Le droit au service de la justice

            La fonction positive et essentielle du droit dans la vie ecclésiale, dans une vision personnaliste, est de l'ordre de l'évidence. Le droit, la vérité, la justice sont les piliers de toute société qui prétend offrir à ses membres les stimulants, les moyens et les garanties pour que la vie et les relations interpersonnelles se développent dans une solidarité harmonieuse. Le droit est au service de la vérité, et plus concrètement encore de la justice, de ce qui règle les relations entre les personnes aussi bien physiques que juridiques.

            Il faut toujours être attentif à l'éventuelle manipulation du droit quand il est mis au service d'intérêts particuliers, et non de la vérité et de la justice. Une telle manipulation, dont je crains qu'elle ne se produise déjà en quelque lieu, risque de faire perdre, parmi les juristes et les juges, la joie d'exercer une profession au service de la justice et de la vérité. Ce danger est plus marqué chez les jeunes qui, pleins d'idéalisme, commencent à travailler dans les tribunaux ecclésiastiques.

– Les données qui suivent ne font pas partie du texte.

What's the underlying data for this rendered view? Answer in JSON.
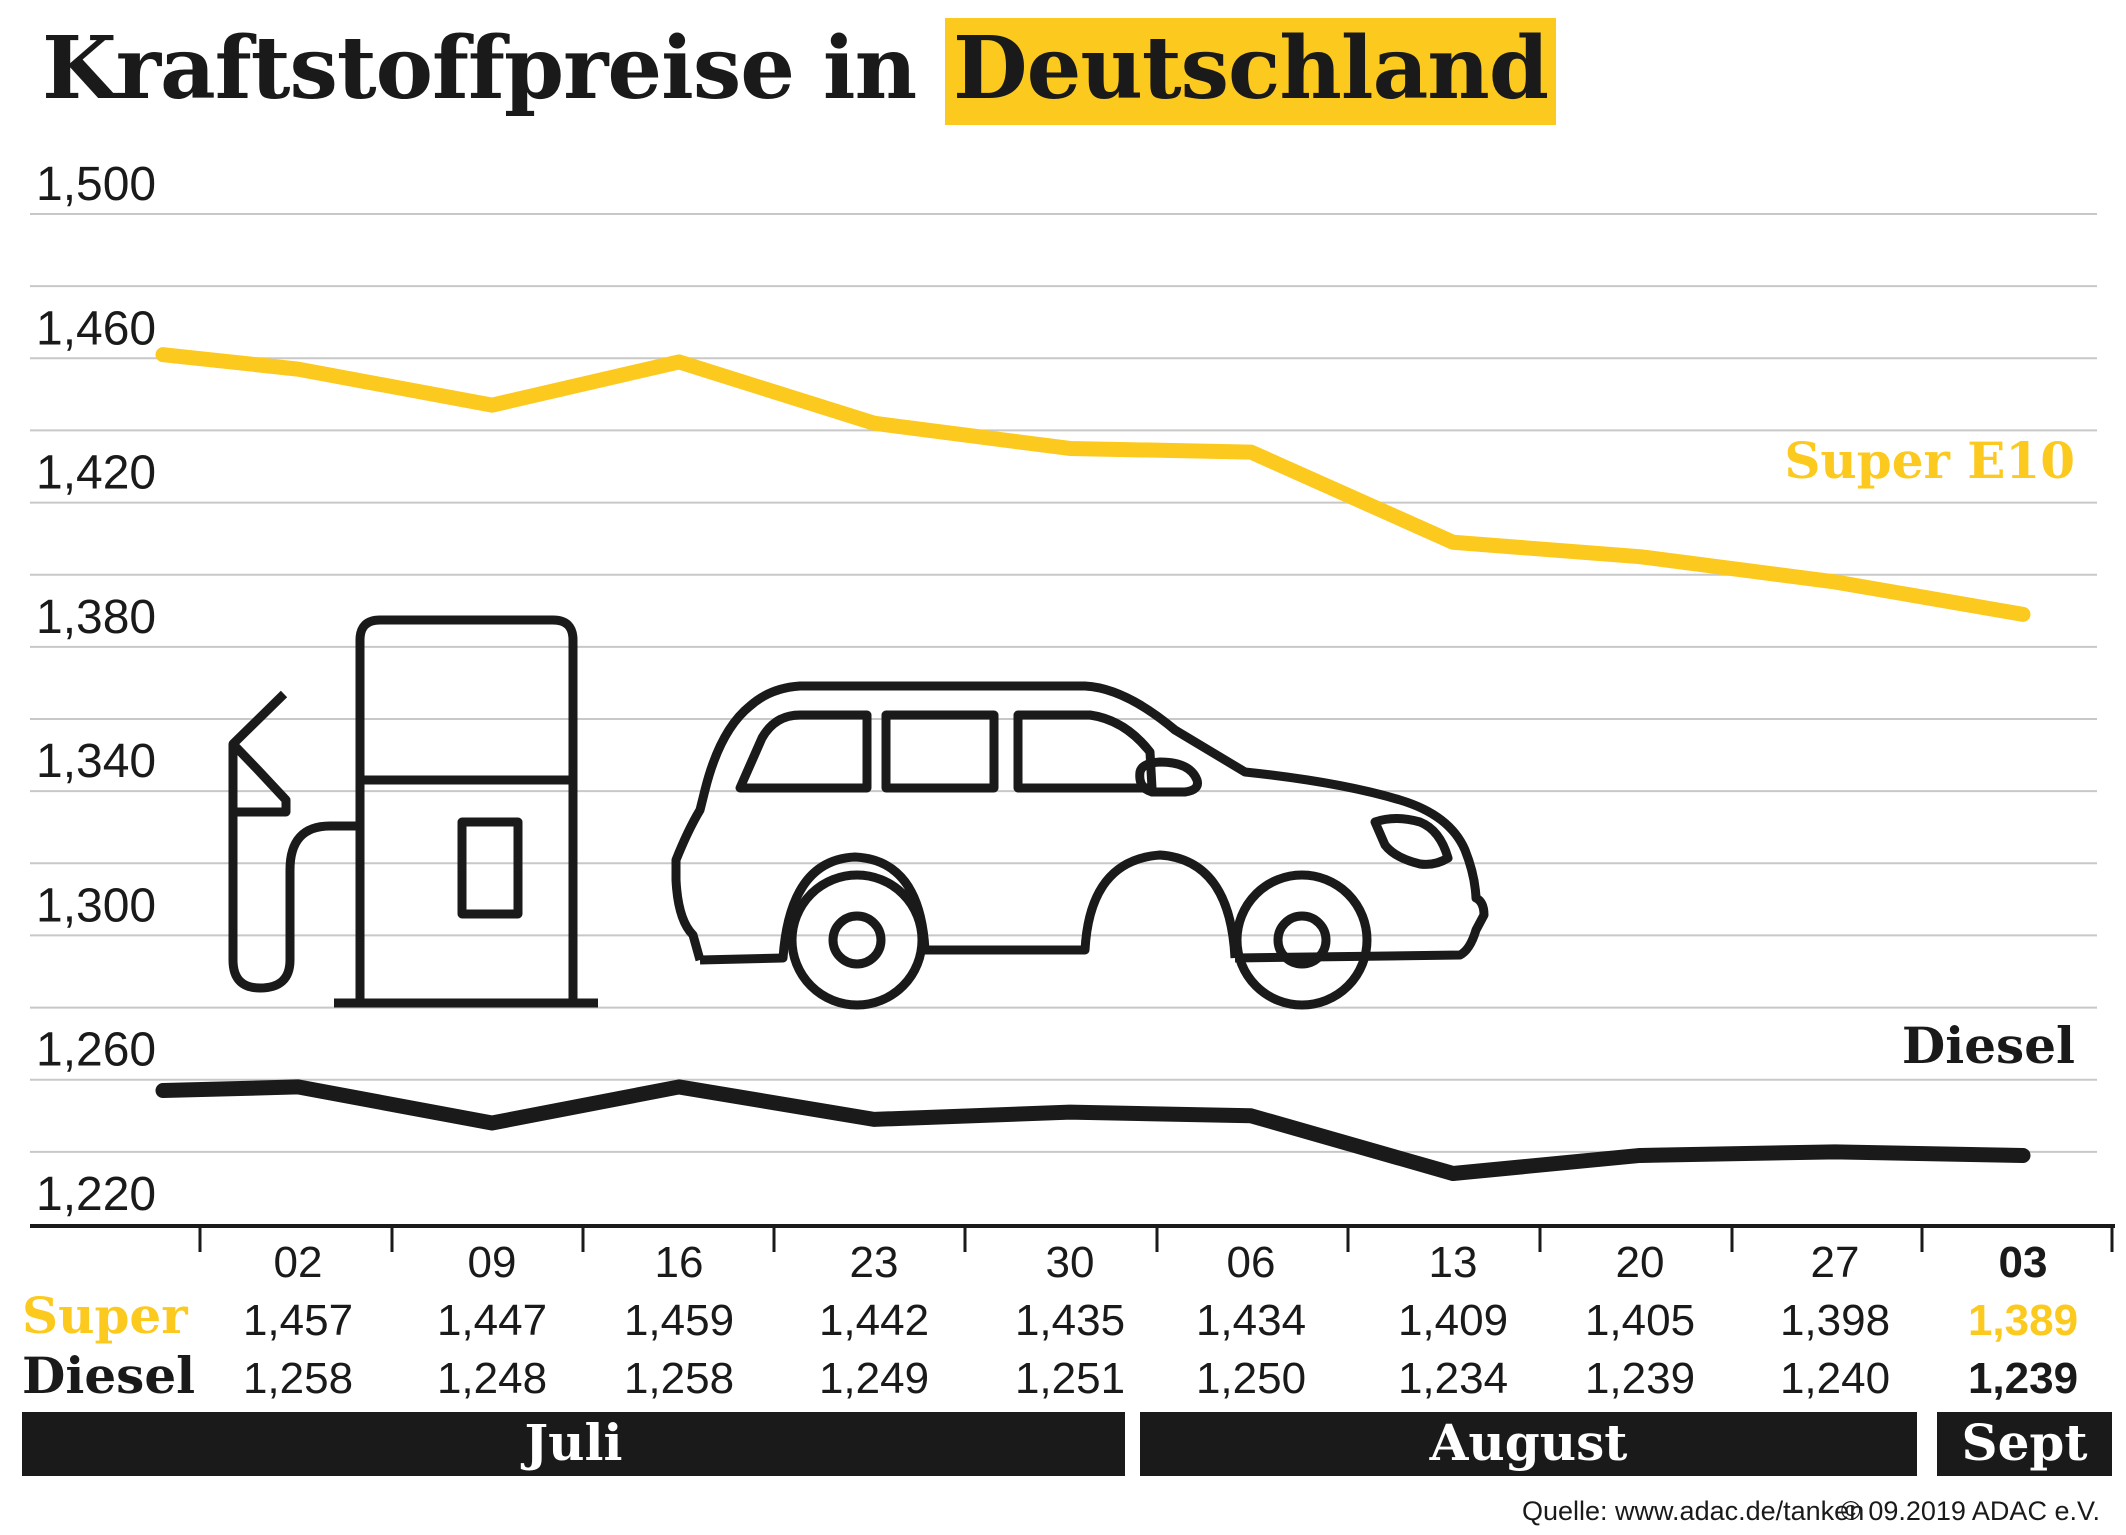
{
  "title": {
    "prefix": "Kraftstoffpreise in",
    "highlight": "Deutschland"
  },
  "colors": {
    "super": "#fcc91e",
    "diesel": "#1a1a1a",
    "grid": "#c8c8c8",
    "month_bar": "#1a1a1a"
  },
  "chart_data": {
    "type": "line",
    "title": "Kraftstoffpreise in Deutschland",
    "xlabel": "",
    "ylabel": "",
    "ylim": [
      1.22,
      1.5
    ],
    "yticks": [
      1.5,
      1.46,
      1.42,
      1.38,
      1.34,
      1.3,
      1.26,
      1.22
    ],
    "ytick_labels": [
      "1,500",
      "1,460",
      "1,420",
      "1,380",
      "1,340",
      "1,300",
      "1,260",
      "1,220"
    ],
    "grid_step": 0.02,
    "grid": true,
    "categories": [
      "02",
      "09",
      "16",
      "23",
      "30",
      "06",
      "13",
      "20",
      "27",
      "03"
    ],
    "months": [
      {
        "label": "Juli",
        "from": 0,
        "to": 4
      },
      {
        "label": "August",
        "from": 5,
        "to": 8
      },
      {
        "label": "Sept",
        "from": 9,
        "to": 9
      }
    ],
    "series": [
      {
        "name": "Super E10",
        "row_label": "Super",
        "color": "#fcc91e",
        "values": [
          1.457,
          1.447,
          1.459,
          1.442,
          1.435,
          1.434,
          1.409,
          1.405,
          1.398,
          1.389
        ],
        "value_labels": [
          "1,457",
          "1,447",
          "1,459",
          "1,442",
          "1,435",
          "1,434",
          "1,409",
          "1,405",
          "1,398",
          "1,389"
        ],
        "start_value": 1.461
      },
      {
        "name": "Diesel",
        "row_label": "Diesel",
        "color": "#1a1a1a",
        "values": [
          1.258,
          1.248,
          1.258,
          1.249,
          1.251,
          1.25,
          1.234,
          1.239,
          1.24,
          1.239
        ],
        "value_labels": [
          "1,258",
          "1,248",
          "1,258",
          "1,249",
          "1,251",
          "1,250",
          "1,234",
          "1,239",
          "1,240",
          "1,239"
        ],
        "start_value": 1.257
      }
    ],
    "legend": "inline-right"
  },
  "footer": {
    "source": "Quelle: www.adac.de/tanken",
    "copyright": "© 09.2019  ADAC e.V."
  },
  "icons": [
    "fuel-pump-icon",
    "car-icon"
  ]
}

            Plus que jamais, nous avons besoin de praticiens du droit qui soient amoureux de la justice et de la vérité et qui perçoivent pleinement le Splendor Veritatis et , selon le thème de l'allocution du Pape à la Rote en 1994, le Splendor Legis ou le Splendor Iustitiae. Seuls les praticiens sont capables d'aider la grande masse des fidèles dans la compréhension du service que le droit rend à la vie et à la vigueur du Peuple de Dieu.